Load-bearing walls typically support the weight of the structures above them. Depending on the location this can be as little as a roof or as much as the upper story of the building. In order to cut a hole in a load-bearing wall that is large enough for a window, you must first support the load being carried. If this is not done, the structural integrity of your home is compromised and sections of your home could collapse.
Things You'll Need
- Pry bar
- Circular saw
- 2-by-4 lumber
- 10d nails
- Spirit level
- Header sized to fit window opening
- Masonry hammer
- Aviation snips
Remove the interior wall surfaces and insulation within the wall using the pry bar. Measure and mark the width of the rough opening on the bottom plate of the wall. Contact the manufacturer for their recommended specifications for the rough opening. This measurement is usually 1 inch wider than the actual dimensions of the window to be installed. Mark the location of the jack studs, studs to support the window header, and the king studs, studs to support the main load, next to the outer edge of the rough opening.
Measure the distance between the top and bottom plates of the wall. Cut 2-by-4s to this length to create the necessary number of king studs. Place them vertically between the top and bottom plates and nail them to the bottom plate at a 60-degree angle -- called toenailing -- with 10d nails. Verify that the studs are plumb with a spirit level; then toenail them to the top plate using 10d nails.
Measure from the floor to the height of the rough opening and mark the king stud at this point. This marks where the bottom of the header rests. Measure the height of your header. Measure and mark where the top of the header fits against the king studs. Extend both marks across the wall to the opposite king stud. Measure and mark the height of the window unit towards the floor from the bottom header line. This is the location of the sill.
Set the circular saw to its maximum depth setting and cut through any studs between the king studs at the lines marking the top of the header and the bottom of the sill. Knock out the cut stud sections with the pry bar.
Cut two jack studs to reach from the bottom plate to the bottom header marks on the king studs. Nail the jack studs to the king studs using 10d nails every 12 inches. Nail the header to to the king studs , jack studs and the cut studs above the header. Nail together two 2-by-4s and nail them to the cut-off studs at the bottom of the window. Now the wall is fully supported and you can cut through the exterior of the wall.
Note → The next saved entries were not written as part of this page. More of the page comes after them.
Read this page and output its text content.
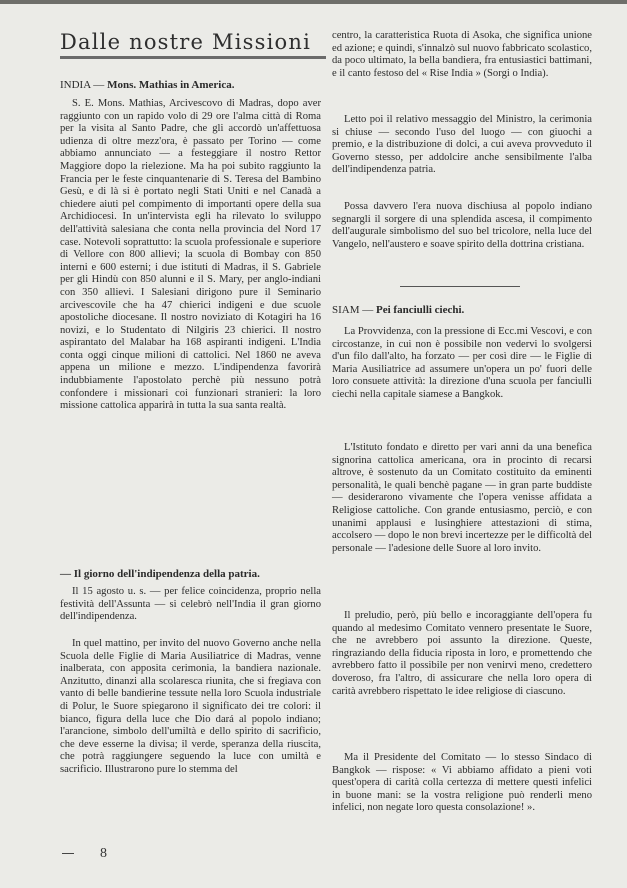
Dalle nostre Missioni
INDIA — Mons. Mathias in America.

S. E. Mons. Mathias, Arcivescovo di Madras, dopo aver raggiunto con un rapido volo di 29 ore l'alma città di Roma per la visita al Santo Padre, che gli accordò un'affettuosa udienza di oltre mezz'ora, è passato per Torino — come abbiamo annunciato — a festeggiare il nostro Rettor Maggiore dopo la rielezione. Ma ha poi subito raggiunto la Francia per le feste cinquantenarie di S. Teresa del Bambino Gesù, e di là si è portato negli Stati Uniti e nel Canadà a chiedere aiuti pel compimento di importanti opere della sua Archidiocesi. In un'intervista egli ha rilevato lo sviluppo dell'attività salesiana che conta nella provincia del Nord 17 case. Notevoli soprattutto: la scuola professionale e superiore di Vellore con 800 allievi; la scuola di Bombay con 850 interni e 600 esterni; i due istituti di Madras, il S. Gabriele per gli Hindù con 850 alunni e il S. Mary, per anglo-indiani con 350 allievi. I Salesiani dirigono pure il Seminario arcivescovile che ha 47 chierici indigeni e due scuole apostoliche diocesane. Il nostro noviziato di Kotagiri ha 16 novizi, e lo Studentato di Nilgiris 23 chierici. Il nostro aspirantato del Malabar ha 168 aspiranti indigeni. L'India conta oggi cinque milioni di cattolici. Nel 1860 ne aveva appena un milione e mezzo. L'indipendenza favorirà indubbiamente l'apostolato perchè più nessuno potrà confondere i missionari coi funzionari stranieri: la loro missione cattolica apparirà in tutta la sua santa realtà.

— Il giorno dell'indipendenza della patria.

Il 15 agosto u. s. — per felice coincidenza, proprio nella festività dell'Assunta — si celebrò nell'India il gran giorno dell'indipendenza.

In quel mattino, per invito del nuovo Governo anche nella Scuola delle Figlie di Maria Ausiliatrice di Madras, venne inalberata, con apposita cerimonia, la bandiera nazionale. Anzitutto, dinanzi alla scolaresca riunita, che si fregiava con vanto di belle bandierine tessute nella loro Scuola industriale di Polur, le Suore spiegarono il significato dei tre colori: il bianco, figura della luce che Dio dará al popolo indiano; l'arancione, simbolo dell'umiltà e dello spirito di sacrificio, che deve esserne la divisa; il verde, speranza della riuscita, che potrà raggiungere seguendo la luce con umiltà e sacrificio. Illustrarono pure lo stemma del

8

centro, la caratteristica Ruota di Asoka, che significa unione ed azione; e quindi, s'innalzò sul nuovo fabbricato scolastico, da poco ultimato, la bella bandiera, fra entusiastici battimani, e il canto festoso del « Rise India » (Sorgi o India).

Letto poi il relativo messaggio del Ministro, la cerimonia si chiuse — secondo l'uso del luogo — con giuochi a premio, e la distribuzione di dolci, a cui aveva provveduto il Governo stesso, per addolcire anche sensibilmente l'alba dell'indipendenza patria.

Possa davvero l'era nuova dischiusa al popolo indiano segnargli il sorgere di una splendida ascesa, il compimento dell'augurale simbolismo del suo bel tricolore, nella luce del Vangelo, nell'austero e soave spirito della dottrina cristiana.

SIAM — Pei fanciulli ciechi.

La Provvidenza, con la pressione di Ecc.mi Vescovi, e con circostanze, in cui non è possibile non vedervi lo svolgersi d'un filo dall'alto, ha forzato — per così dire — le Figlie di Maria Ausiliatrice ad assumere un'opera un po' fuori delle loro consuete attività: la direzione d'una scuola per fanciulli ciechi nella capitale siamese a Bangkok.

L'Istituto fondato e diretto per vari anni da una benefica signorina cattolica americana, ora in procinto di recarsi altrove, è sostenuto da un Comitato costituito da eminenti personalità, le quali benchè pagane — in gran parte buddiste — desiderarono vivamente che l'opera venisse affidata a Religiose cattoliche. Con grande entusiasmo, perciò, e con unanimi applausi e lusinghiere attestazioni di stima, accolsero — dopo le non brevi incertezze per le difficoltà del personale — l'adesione delle Suore al loro invito.

Il preludio, però, più bello e incoraggiante dell'opera fu quando al medesimo Comitato vennero presentate le Suore, che ne avrebbero poi assunto la direzione. Queste, ringraziando della fiducia riposta in loro, e promettendo che avrebbero fatto il possibile per non venirvi meno, credettero doveroso, fra l'altro, di assicurare che nella loro opera di carità avrebbero rispettato le idee religiose di ciascuno.

Ma il Presidente del Comitato — lo stesso Sindaco di Bangkok — rispose: « Vi abbiamo affidato a pieni voti quest'opera di carità colla certezza di mettere questi infelici in buone mani: se la vostra religione può renderli meno infelici, non negate loro questa consolazione! ».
Drill holes at the corner of the framed opening from the inside of the house. Push nails through the holes to make their location easily visible on the outside
Using a level, draw straight lines connecting the position of the nails. Cut along the lines with a circular saw.
If the exterior is wood, knock out the cut wall sections. If the wall is stucco, break up the wall within the cut section with a masonry hammer until the metal laths are visible. Cut through the metal lath with aviation snips. Pry the cut-out section from the wall.
Tips & Warnings
- You can build your own headers by sandwiching 1/2-inch-thick plywood between framing lumber. For a window opening 3 feet and under use 2-by-4s. For windows between 3 and 4 feet wide use 2-by-6s. For windows between 4 and 6 feet wide use 2-by-8s.